Las investigaciones muestran que soñar no es sólo un subproducto del sueño, sino que cumple funciones propias e importantes para nuestro bienestar.

A menudo escuchamos historias de personas que han aprendido de sus sueños o se han inspirado en ellos. Pensemos en la historia de Paul McCartney sobre cómo su éxito "Yesterday" le llegó en un sueño, o en la construcción de la tabla periódica de los elementos por parte de Mendeleev, inspirada en sus sueños .

Pero, aunque muchos de nosotros creemos que nuestros sueños tienen un significado especial o un propósito útil, la ciencia se ha mostrado más escéptica ante esta afirmación. En lugar de ser precursores de la creatividad o algún tipo de mensaje de nuestro inconsciente, algunos científicos han considerado que soñar es una consecuencia involuntaria del sueño, un subproducto de la evolución sin ningún beneficio.

El sueño en sí es otra historia.
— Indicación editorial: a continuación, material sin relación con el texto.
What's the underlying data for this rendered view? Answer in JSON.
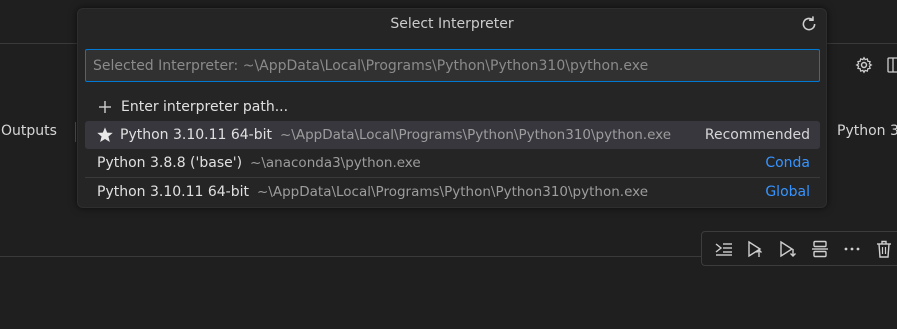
{
  "background": {
    "left_tab": "Outputs",
    "right_kernel": "Python 3"
  },
  "picker": {
    "title": "Select Interpreter",
    "input_placeholder": "Selected Interpreter: ~\\AppData\\Local\\Programs\\Python\\Python310\\python.exe",
    "enter_path_label": "Enter interpreter path...",
    "items": [
      {
        "label": "Python 3.10.11 64-bit",
        "path": "~\\AppData\\Local\\Programs\\Python\\Python310\\python.exe",
        "tag": "Recommended",
        "icon": "star-icon"
      },
      {
        "label": "Python 3.8.8 ('base')",
        "path": "~\\anaconda3\\python.exe",
        "tag": "Conda"
      },
      {
        "label": "Python 3.10.11 64-bit",
        "path": "~\\AppData\\Local\\Programs\\Python\\Python310\\python.exe",
        "tag": "Global"
      }
    ]
  },
  "colors": {
    "accent_border": "#0078d4",
    "link": "#3794ff",
    "active_row": "#37373d"
  },
  "cell_toolbar_icons": [
    "run-by-line-icon",
    "execute-above-icon",
    "execute-below-icon",
    "split-cell-icon",
    "more-icon",
    "delete-icon"
  ]
}
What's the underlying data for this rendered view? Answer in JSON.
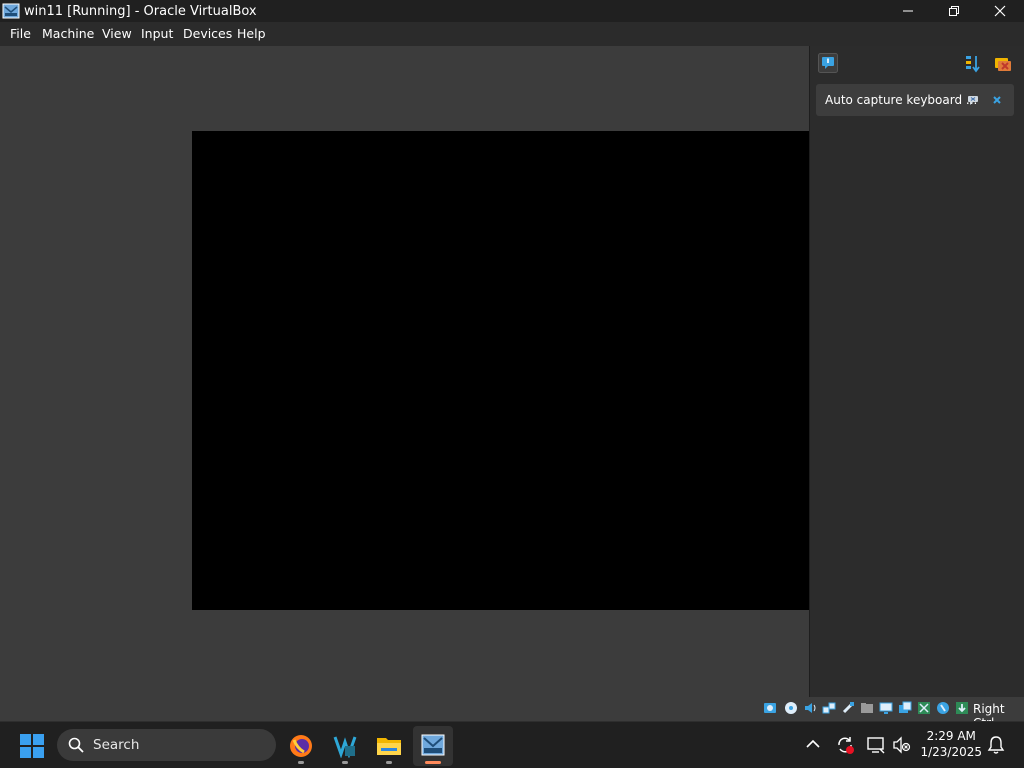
{
  "window": {
    "title": "win11 [Running] - Oracle VirtualBox",
    "icon": "virtualbox-icon",
    "controls": [
      "minimize-icon",
      "restore-icon",
      "close-icon"
    ]
  },
  "menubar": {
    "items": [
      "File",
      "Machine",
      "View",
      "Input",
      "Devices",
      "Help"
    ]
  },
  "notification_center": {
    "header_icons": [
      "notification-center-icon",
      "sort-icon",
      "clear-all-icon"
    ],
    "notification": {
      "text": "Auto capture keyboard ...",
      "actions": [
        "do-not-show-again-icon",
        "close-icon"
      ]
    }
  },
  "statusbar": {
    "icons": [
      "hard-disk-icon",
      "optical-drive-icon",
      "audio-icon",
      "network-icon",
      "usb-icon",
      "shared-folders-icon",
      "display-icon",
      "recording-icon",
      "vt-x-icon",
      "mouse-integration-icon",
      "keyboard-capture-icon"
    ],
    "host_key": "Right Ctrl"
  },
  "taskbar": {
    "search_placeholder": "Search",
    "apps": [
      "firefox-icon",
      "visual-studio-icon",
      "file-explorer-icon",
      "virtualbox-icon"
    ],
    "active_app": "virtualbox-icon",
    "time": "2:29 AM",
    "date": "1/23/2025"
  },
  "colors": {
    "accent_blue": "#3aa3e3",
    "taskbar_active": "#ff8a5b",
    "vm_background": "#3c3c3c"
  }
}
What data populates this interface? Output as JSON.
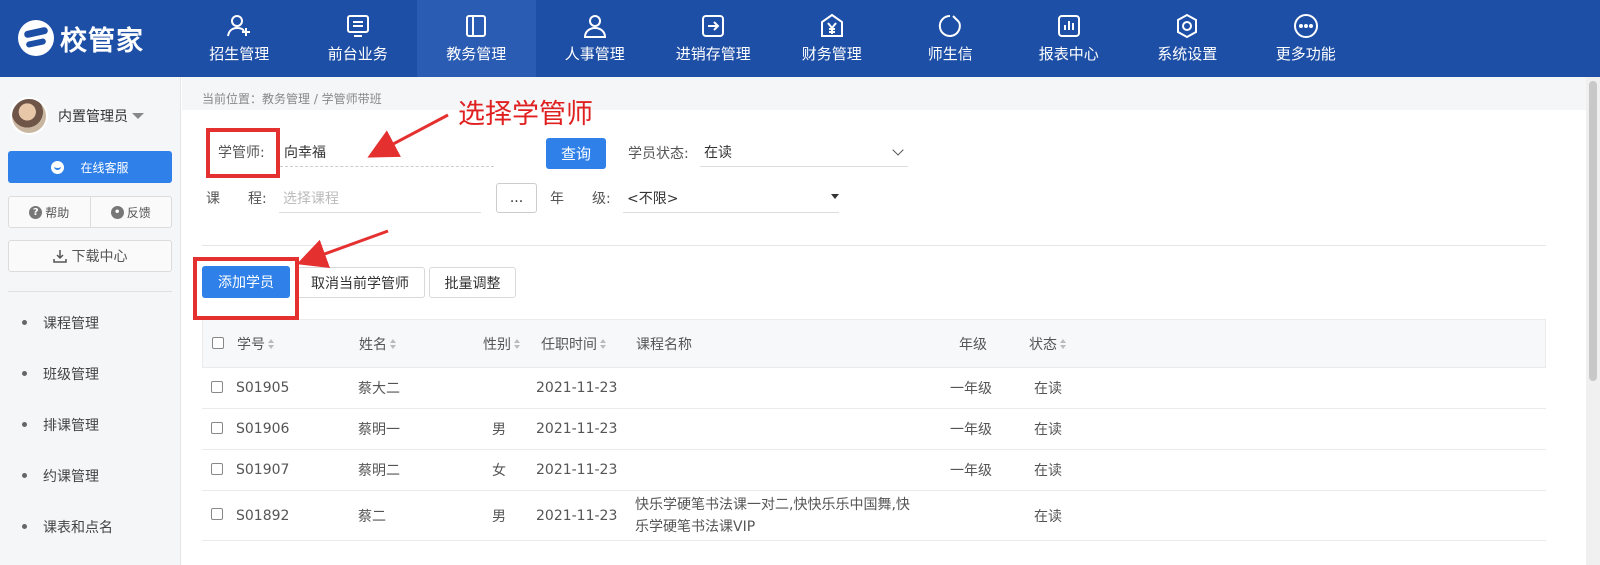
{
  "app": {
    "logo_text": "校管家"
  },
  "nav": {
    "items": [
      {
        "label": "招生管理",
        "icon": "user-plus-icon"
      },
      {
        "label": "前台业务",
        "icon": "monitor-icon"
      },
      {
        "label": "教务管理",
        "icon": "book-icon",
        "active": true
      },
      {
        "label": "人事管理",
        "icon": "person-icon"
      },
      {
        "label": "进销存管理",
        "icon": "export-icon"
      },
      {
        "label": "财务管理",
        "icon": "yen-icon"
      },
      {
        "label": "师生信",
        "icon": "chat-icon"
      },
      {
        "label": "报表中心",
        "icon": "chart-icon"
      },
      {
        "label": "系统设置",
        "icon": "gear-icon"
      },
      {
        "label": "更多功能",
        "icon": "more-icon"
      }
    ]
  },
  "sidebar": {
    "username": "内置管理员",
    "service_label": "在线客服",
    "help_label": "帮助",
    "feedback_label": "反馈",
    "download_label": "下载中心",
    "menu": [
      "课程管理",
      "班级管理",
      "排课管理",
      "约课管理",
      "课表和点名"
    ]
  },
  "breadcrumb": "当前位置：教务管理 / 学管师带班",
  "annotation": {
    "title": "选择学管师"
  },
  "filters": {
    "teacher_label": "学管师:",
    "teacher_value": "向幸福",
    "query_label": "查询",
    "status_label": "学员状态:",
    "status_value": "在读",
    "course_label_1": "课",
    "course_label_2": "程:",
    "course_placeholder": "选择课程",
    "dots_label": "...",
    "grade_label_1": "年",
    "grade_label_2": "级:",
    "grade_value": "<不限>"
  },
  "actions": {
    "add_label": "添加学员",
    "cancel_label": "取消当前学管师",
    "batch_label": "批量调整"
  },
  "table": {
    "headers": {
      "id": "学号",
      "name": "姓名",
      "gender": "性别",
      "date": "任职时间",
      "course": "课程名称",
      "grade": "年级",
      "status": "状态"
    },
    "rows": [
      {
        "id": "S01905",
        "name": "蔡大二",
        "gender": "",
        "date": "2021-11-23",
        "course_1": "",
        "course_2": "",
        "grade": "一年级",
        "status": "在读"
      },
      {
        "id": "S01906",
        "name": "蔡明一",
        "gender": "男",
        "date": "2021-11-23",
        "course_1": "",
        "course_2": "",
        "grade": "一年级",
        "status": "在读"
      },
      {
        "id": "S01907",
        "name": "蔡明二",
        "gender": "女",
        "date": "2021-11-23",
        "course_1": "",
        "course_2": "",
        "grade": "一年级",
        "status": "在读"
      },
      {
        "id": "S01892",
        "name": "蔡二",
        "gender": "男",
        "date": "2021-11-23",
        "course_1": "快乐学硬笔书法课一对二,快快乐乐中国舞,快",
        "course_2": "乐学硬笔书法课VIP",
        "grade": "",
        "status": "在读"
      }
    ]
  },
  "colors": {
    "header_bg": "#1e4fa6",
    "primary": "#2f80e8",
    "annotation": "#e02020"
  }
}
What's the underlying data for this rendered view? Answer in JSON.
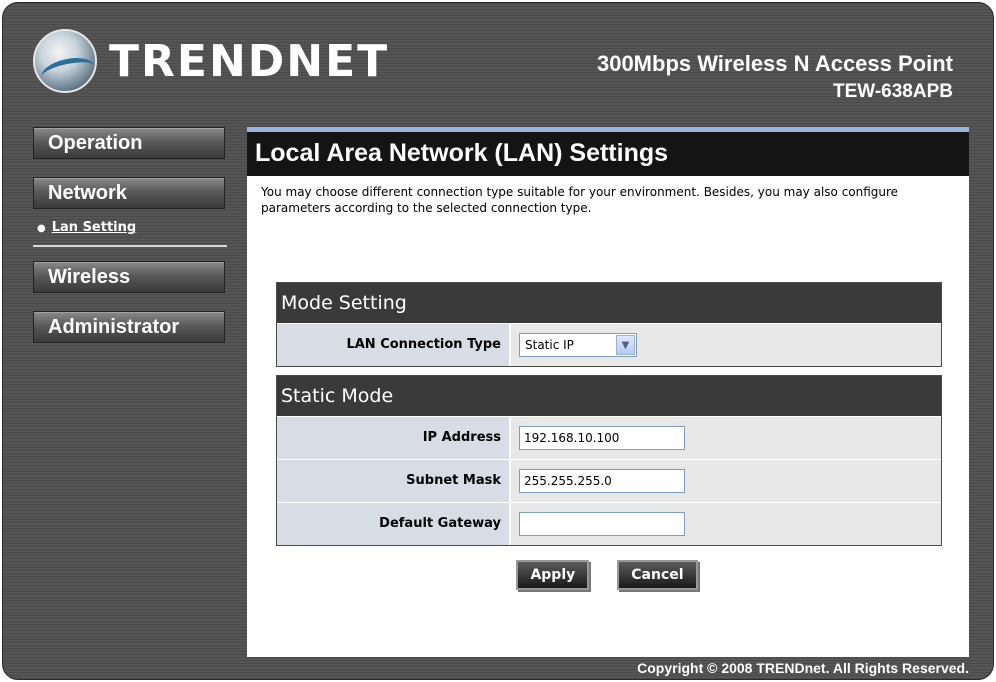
{
  "brand": {
    "name": "TRENDNET"
  },
  "product": {
    "title": "300Mbps Wireless N Access Point",
    "model": "TEW-638APB"
  },
  "nav": {
    "operation": "Operation",
    "network": "Network",
    "lan_setting": "Lan Setting",
    "wireless": "Wireless",
    "administrator": "Administrator"
  },
  "page": {
    "title": "Local Area Network (LAN) Settings",
    "intro": "You may choose different connection type suitable for your environment. Besides, you may also configure parameters according to the selected connection type."
  },
  "mode_setting": {
    "heading": "Mode Setting",
    "lan_connection_type_label": "LAN Connection Type",
    "lan_connection_type_value": "Static IP"
  },
  "static_mode": {
    "heading": "Static Mode",
    "ip_label": "IP Address",
    "ip_value": "192.168.10.100",
    "subnet_label": "Subnet Mask",
    "subnet_value": "255.255.255.0",
    "gateway_label": "Default Gateway",
    "gateway_value": ""
  },
  "actions": {
    "apply": "Apply",
    "cancel": "Cancel"
  },
  "footer": {
    "copyright": "Copyright © 2008 TRENDnet. All Rights Reserved."
  },
  "colors": {
    "title_bar": "#141414",
    "accent_top": "#9bb4d8",
    "row_label_bg": "#d8dce4"
  }
}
Los científicos saben desde hace tiempo que dormir menos está relacionado con enfermedades peligrosas, como cardiopatías y accidentes cerebrovasculares . Cada vez hay más pruebas de que la falta de sueño aumenta el riesgo de obesidad y Alzheimer . Estudios poblacionales a gran escala reflejan una triste realidad: cuanto menos se duerme, más corta es la vida . Además, dormir nos ayuda a conservar la memoria y a aprender datos y habilidades con mayor rapidez, lo que lo hace importante para todos, incluyendo bebés, estudiantes, atletas, pilotos y médicos.

Gran parte de esto lo describo en mi nuevo libro, Por qué dormimos: Desbloqueando el poder del sueño y los sueños , que resume los muchos hallazgos que hemos tenido sobre el sueño y su función en nuestras vidas.

Pero ¿qué pasa con soñar? ¿Tiene también un propósito?

Investigaciones recientes en mi laboratorio de neurociencia y el trabajo de otros científicos han demostrado que los sueños pueden tener una función muy específica, importante para nuestro bienestar. Estas son las dos principales maneras en que los sueños nos ayudan.

Soñar es como una terapia nocturna.

Se dice que el tiempo cura todas las heridas, pero mi investigación sugiere que el tiempo dedicado a soñar es lo que sana. Soñar en fase REM parece aliviar el dolor de los episodios emocionales difíciles, incluso traumáticos, vividos durante el día, ofreciendo una resolución emocional al despertar a la mañana siguiente.

El sueño REM es el único momento en el que nuestro cerebro está completamente libre de noradrenalina, una molécula que desencadena la ansiedad. Al mismo tiempo, las estructuras cerebrales clave relacionadas con las emociones y la memoria se reactivan durante el sueño REM mientras soñamos. Esto significa que la reactivación de la memoria emocional ocurre en un cerebro libre de una sustancia química clave para el estrés, lo que nos permite reprocesar recuerdos perturbadores en un entorno más seguro y tranquilo.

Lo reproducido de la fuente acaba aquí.